🤖 AI Summary
Existing protein shape comparison methods lack completeness and continuity under rigid-body motions, hindering discrimination of subtle conformational differences and limiting structural recognition accuracy and machine learning generalizability.
Method: We introduce the first rigid-motion-complete and bi-Lipschitz (i.e., both Lipschitz continuous and co-Lipschitz) invariant for protein backbones, satisfying metric axioms. Our approach integrates geometric topology, metric analysis, and invariant theory of the rigid-motion group to construct a low-dimensional invariant space that uniquely and stably encodes 3D backbone geometry.
Contribution/Results: The proposed invariant is theoretically guaranteed to be continuous, discriminative, and complete under Euclidean isometries. Experiments on the PDB demonstrate precise identification of thousands of near-duplicate structures, with substantial improvements in robustness and interpretability of downstream machine learning models—particularly in tasks requiring fine-grained structural discrimination.
📝 Abstract
Proteins are large biomolecules that regulate all living organisms and consist of one or several chains. The primary structure of a protein chain is a sequence of amino acid residues whose three main atoms (alpha-carbon, nitrogen, and carbonyl carbon) form a protein backbone. The tertiary structure is the rigid shape of a protein chain represented by atomic positions in 3-dimensional space. Because different geometric structures often have distinct functional properties, it is important to continuously quantify differences in rigid shapes of protein backbones.
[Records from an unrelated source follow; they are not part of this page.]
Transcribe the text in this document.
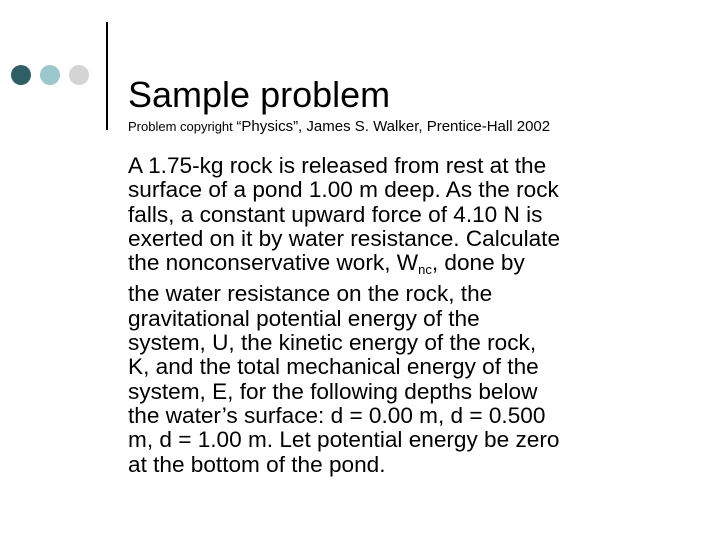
Sample problem
Problem copyright “Physics”, James S. Walker, Prentice-Hall 2002
A 1.75-kg rock is released from rest at the
surface of a pond 1.00 m deep. As the rock
falls, a constant upward force of 4.10 N is
exerted on it by water resistance. Calculate
the nonconservative work, $W_{nc}$, done by
the water resistance on the rock, the
gravitational potential energy of the
system, U, the kinetic energy of the rock,
K, and the total mechanical energy of the
system, E, for the following depths below
the water’s surface: d = 0.00 m, d = 0.500
m, d = 1.00 m. Let potential energy be zero
at the bottom of the pond.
Unfortunately, many widely used similarities of proteins fail axioms of a distance metric and discontinuously change under tiny perturbations of atoms. This paper develops a complete invariant that identifies any protein backbone in 3-dimensional space, uniquely under rigid motion. This invariant is Lipschitz bi-continuous in the sense that it changes up to a constant multiple of a maximum perturbation of atoms, and vice versa. The new invariant has been used to detect thousands of (near-)duplicates in the Protein Data Bank, whose presence inevitably skews machine learning predictions. The resulting invariant space allows low-dimensional maps with analytically defined coordinates that reveal substantial variability in the protein universe.